At 9:12 PM -0500 1/22/08, creed@xxxxxxxxxxxxxxxxxx wrote:
>If the forum is going to begin discussing how to express time and the
>semantics of time, I would seriously suggest the group look at the various
>ISO standards and related IETF standards that dal with expressing time. If
>you are interested in expressing time intervals etc, I would suggest you
>look at the OGC Observations and Measurements standard. (01)
Are these available on-line? Pointers? (02)
Pat (03)
>Any questions, please let me know.
>
>Regards
>
>Carl Reed
>OGC
>
>> Dear John,
>>
>> I'm glad you brought it up, because it was on my mind too:
>>
>>> Re PTim: I realize that calling an interval a point is problematical.
>>> But in anything that has to do with the physical world, there is no
>>> way to specify a true point. Perhaps a better term would be "grain
>>> in time", abbreviated "Grit".
>>
>> I think one of the constant challenges of ontology is to differentiate
>> between common practice ways of representing things, e.g.
>>
>>> There are so many hard problems, it's hard to say which are harder.
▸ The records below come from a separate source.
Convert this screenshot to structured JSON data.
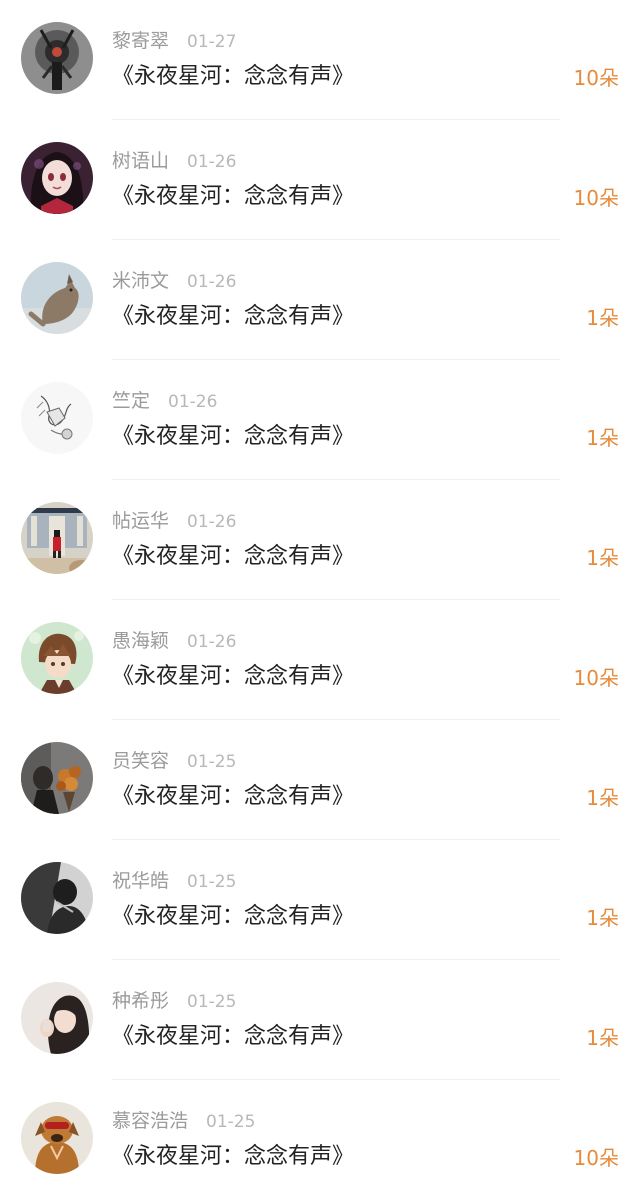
{
  "gift_list": [
    {
      "name": "黎寄翠",
      "date": "01-27",
      "title": "《永夜星河：念念有声》",
      "amount": "10朵",
      "avatar": "dark-art-avatar"
    },
    {
      "name": "树语山",
      "date": "01-26",
      "title": "《永夜星河：念念有声》",
      "amount": "10朵",
      "avatar": "anime-girl-avatar"
    },
    {
      "name": "米沛文",
      "date": "01-26",
      "title": "《永夜星河：念念有声》",
      "amount": "1朵",
      "avatar": "cat-avatar"
    },
    {
      "name": "竺定",
      "date": "01-26",
      "title": "《永夜星河：念念有声》",
      "amount": "1朵",
      "avatar": "sketch-avatar"
    },
    {
      "name": "帖运华",
      "date": "01-26",
      "title": "《永夜星河：念念有声》",
      "amount": "1朵",
      "avatar": "guard-avatar"
    },
    {
      "name": "愚海颖",
      "date": "01-26",
      "title": "《永夜星河：念念有声》",
      "amount": "10朵",
      "avatar": "anime-boy-avatar"
    },
    {
      "name": "员笑容",
      "date": "01-25",
      "title": "《永夜星河：念念有声》",
      "amount": "1朵",
      "avatar": "bouquet-avatar"
    },
    {
      "name": "祝华皓",
      "date": "01-25",
      "title": "《永夜星河：念念有声》",
      "amount": "1朵",
      "avatar": "mono-person-avatar"
    },
    {
      "name": "种希彤",
      "date": "01-25",
      "title": "《永夜星河：念念有声》",
      "amount": "1朵",
      "avatar": "girl-photo-avatar"
    },
    {
      "name": "慕容浩浩",
      "date": "01-25",
      "title": "《永夜星河：念念有声》",
      "amount": "10朵",
      "avatar": "dog-avatar"
    }
  ],
  "colors": {
    "amount": "#e78a3c",
    "name": "#9b9b9b",
    "date": "#b8b8b8",
    "title": "#222222"
  }
}
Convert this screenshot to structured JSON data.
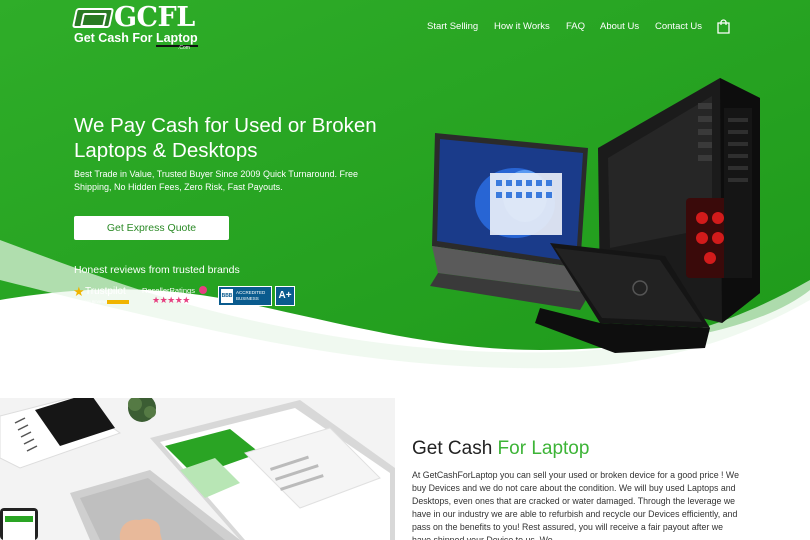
{
  "brand": {
    "logo_text": "GCFL",
    "logo_tagline_prefix": "Get Cash For ",
    "logo_tagline_highlight": "Laptop",
    "logo_domain": ".Com"
  },
  "nav": {
    "items": [
      "Start Selling",
      "How it Works",
      "FAQ",
      "About Us",
      "Contact Us"
    ],
    "cart_icon": "shopping-bag-icon"
  },
  "hero": {
    "headline": "We Pay Cash for Used or Broken Laptops & Desktops",
    "subcopy": "Best Trade in Value, Trusted Buyer Since 2009 Quick Turnaround. Free Shipping, No Hidden Fees, Zero Risk, Fast Payouts.",
    "cta_label": "Get Express Quote",
    "reviews_heading": "Honest reviews from trusted brands",
    "badges": {
      "trustpilot": {
        "name": "Trustpilot",
        "sub": "FIVE STAR REVIEWS"
      },
      "reseller": {
        "name": "ResellerRatings",
        "stars": "★★★★★"
      },
      "bbb": {
        "logo": "BBB",
        "line1": "ACCREDITED",
        "line2": "BUSINESS",
        "rating": "A+"
      }
    }
  },
  "section2": {
    "title_plain": "Get Cash ",
    "title_accent": "For Laptop",
    "body": "At GetCashForLaptop you can sell your used or broken device for a good price ! We buy Devices and we do not care about the condition. We will buy used Laptops and Desktops, even ones that are cracked or water damaged. Through the leverage we have in our industry we are able to refurbish and recycle our Devices efficiently, and pass on the benefits to you! Rest assured, you will receive a fair payout after we have shipped your Device to us. We"
  },
  "colors": {
    "hero_green": "#2aa424",
    "accent_green": "#3db437",
    "cta_text": "#2b8a26",
    "bbb_blue": "#0a5b8e",
    "trustpilot_star": "#f0b400",
    "reseller_pink": "#e64080"
  }
}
>>> But the idea of taking the least significant digit as the criterion
>>> for implicit granularity is fairly common for experimental data
>>> (unless some explicit margin of error is stated).
>>
>> And what they really are, i.e. in this case an interval or period. Now
>> there is, in my mind, nothing wrong with naming an interval 14th Jan
>> 2008, but it needs to be understood that it has a start time of midnight
>> at the start of the day, and an end time of midnight at the end of the
>> day, and that it is not in any sense a point in time.
>>
>> All this for me is independent of whether time is ultimately granular
>> or continuous. Ultimately this only means at what point we can not longer
>> tell whether one event happened before another.
>>
>>
>> Regards
>>
>> Matthew West
>> Reference Data Architecture and Standards Manager
>> Shell International Petroleum Company Limited
>> Registered in England and Wales
>> Registered number: 621148
>> Registered office: Shell Centre, London SE1 7NA, United Kingdom
>>
>> Tel: +44 20 7934 4490 Mobile: +44 7796 336538
>> Email: matthew.west@xxxxxxxxx
>> http://www.shell.com
>> http://www.matthew-west.org.uk/
>>
>>
>>> -----Original Message-----
>>> From: ontolog-forum-bounces@xxxxxxxxxxxxxxxx
>>> [mailto:ontolog-forum-bounces@xxxxxxxxxxxxxxxx]On Behalf Of
>>> John F. Sowa
>>> Sent: 21 January 2008 17:48
>>> To: [ontolog-forum]
>>> Subject: Re: [ontolog-forum] Time representation
>>>
>>>
>>> Pat,
>>>
>>> The position I most strongly advocate is not a specific ontology,
>>> but a framework of conventions for organizing a multiplicity
>>> of special cases (not necessarily consistent with one another),
>>> making the implicit relationships explicit, and providing tools
>>> and guidelines for mixing and matching. The lattice of theories
>>> is an example. Robert Kent's IFF is a much more ambitious example.
>>>
>>> I would recommend a fairly simple framework for starters, since
>>> there's a danger of freezing half-baked ideas before they're fully
>>> baked. (RDF, for example, was hardly out of the oven before
>>> Tim Bray tried, unsuccessfully, to pull it back in.)
>>>
>>> > Do you have any granularity axioms? That is one of the hardest
>>> > ontological problems, in my experience.
>>>
>>> There are so many hard problems, it's hard to say which are harder.
>>> But the idea of taking the least significant digit as the criterion
>>> for implicit granularity is fairly common for experimental data
>>> (unless some explicit margin of error is stated).
>>>
>>> Re PTim: I realize that calling an interval a point is problematical.
>>> But in anything that has to do with the physical world, there is no
>>> way to specify a true point. Perhaps a better term would be "grain
>>> in time", abbreviated "Grit".
>>>
>>> John
>>>
>>> PS re HTML email formats: Your note of 11:18 was in a readable font
> >> for Thunderbird, but your note of 11:37 appeared in a tiny, tiny font.
>>> I had to increase the font size by two steps to make it the same as
>>> the previous note. But then the fonts for all other notes were too
>>> big, and I had to decrease the default by two steps.
>>>
>>> At least each of your notes was entirely in one font size. I've
>>> received some email in which each paragraph was in a progressively
>>> smaller font. That's why I hate HTML email.